I think about that a lot when I look at the patients who come into my ER and can access care because I work in New York City. It makes me think about what more could be done across the country to expand access, and about what we can realistically put in front of governors, physicians and health system leaders so they can be part of the solution.

If your lab is successful in the next 5, 10 years, what will that look like? What will success look like for both of you?

Kass: For me, this lab is meant to be self-perpetuating, a place that’s constantly looking at the problems in front of us and asking, “Okay, what’s the next thing we need to solve?” Our hope is that, in a few years, we’ll be able to say that we’ve made it through this devastating moment for access to care and come out on the other side.
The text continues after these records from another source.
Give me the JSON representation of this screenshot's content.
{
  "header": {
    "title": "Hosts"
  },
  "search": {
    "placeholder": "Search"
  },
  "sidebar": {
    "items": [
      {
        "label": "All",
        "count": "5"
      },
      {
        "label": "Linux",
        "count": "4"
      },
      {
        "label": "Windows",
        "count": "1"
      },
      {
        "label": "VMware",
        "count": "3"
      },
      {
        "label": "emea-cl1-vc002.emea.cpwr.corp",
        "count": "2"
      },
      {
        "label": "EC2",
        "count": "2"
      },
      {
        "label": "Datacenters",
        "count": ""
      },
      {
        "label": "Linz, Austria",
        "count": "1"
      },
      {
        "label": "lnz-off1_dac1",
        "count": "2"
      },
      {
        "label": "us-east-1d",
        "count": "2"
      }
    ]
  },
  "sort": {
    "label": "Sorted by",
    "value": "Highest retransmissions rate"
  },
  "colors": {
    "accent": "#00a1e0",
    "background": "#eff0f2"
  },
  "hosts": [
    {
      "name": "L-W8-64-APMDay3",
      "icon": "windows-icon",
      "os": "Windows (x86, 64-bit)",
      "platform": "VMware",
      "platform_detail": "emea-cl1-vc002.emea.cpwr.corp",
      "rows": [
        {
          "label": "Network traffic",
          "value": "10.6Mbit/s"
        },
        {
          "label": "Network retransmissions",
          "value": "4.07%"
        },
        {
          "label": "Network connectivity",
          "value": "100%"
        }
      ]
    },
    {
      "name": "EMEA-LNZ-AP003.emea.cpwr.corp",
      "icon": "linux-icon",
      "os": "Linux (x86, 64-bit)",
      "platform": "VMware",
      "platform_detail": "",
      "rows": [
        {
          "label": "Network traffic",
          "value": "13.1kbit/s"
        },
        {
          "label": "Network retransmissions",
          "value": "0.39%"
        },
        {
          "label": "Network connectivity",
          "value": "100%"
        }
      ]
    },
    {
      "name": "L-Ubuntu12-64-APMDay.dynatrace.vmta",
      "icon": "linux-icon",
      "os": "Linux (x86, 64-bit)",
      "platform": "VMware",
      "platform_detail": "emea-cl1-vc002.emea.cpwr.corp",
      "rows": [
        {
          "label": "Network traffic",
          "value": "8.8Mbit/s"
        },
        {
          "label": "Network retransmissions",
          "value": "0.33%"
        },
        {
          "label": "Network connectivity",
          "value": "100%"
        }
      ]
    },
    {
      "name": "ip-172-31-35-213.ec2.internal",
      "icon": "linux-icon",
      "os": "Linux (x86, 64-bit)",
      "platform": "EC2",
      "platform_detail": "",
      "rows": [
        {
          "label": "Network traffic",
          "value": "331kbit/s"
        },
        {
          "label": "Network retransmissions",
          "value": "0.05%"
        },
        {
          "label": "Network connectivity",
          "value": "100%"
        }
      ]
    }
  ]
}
Maybe access will be protected at the federal level. Maybe we’ll see new innovations in telehealth or medication access. We don’t know yet.

But the idea is that this lab becomes a hub where, once we’ve moved past one crisis, we can look around and say, “What’s next?” For example, we can turn to the maternal health crisis facing Black women in the United States and ask: What can we start doing right now to expand access to midwives, doulas and other autonomous birth models that we know reduce Black maternal mortality? What can we do to increase access to newborn baby kits that we know reduce postpartum depression for Black mothers? There are so many interventions we already know work.

Over the next ten years, if we keep identifying urgent problems and committing ourselves to addressing them, we won’t fall short of things to do. What we will see is sustained energy around solving real problems. And that, to me, is what this lab is about: creating a forum and a home for tackling problems we can solve right now.

Tobin-Tyler: And, because we’re based in an academic institution, and specifically in a school of public health, one of the things we’re both really excited about is helping to train the next generation of people who will do this work—and helping them think, again, with optimism, about what they can do.

Because it can be overwhelming for many students right now, understandably, with all that's happening. But if we can model what it looks like to take the bull by the horns, to engage these issues in real time, and to show them how to do that, then we’re going to see a whole generation of reproductive and maternal health advocates out in the world doing incredible work in the future.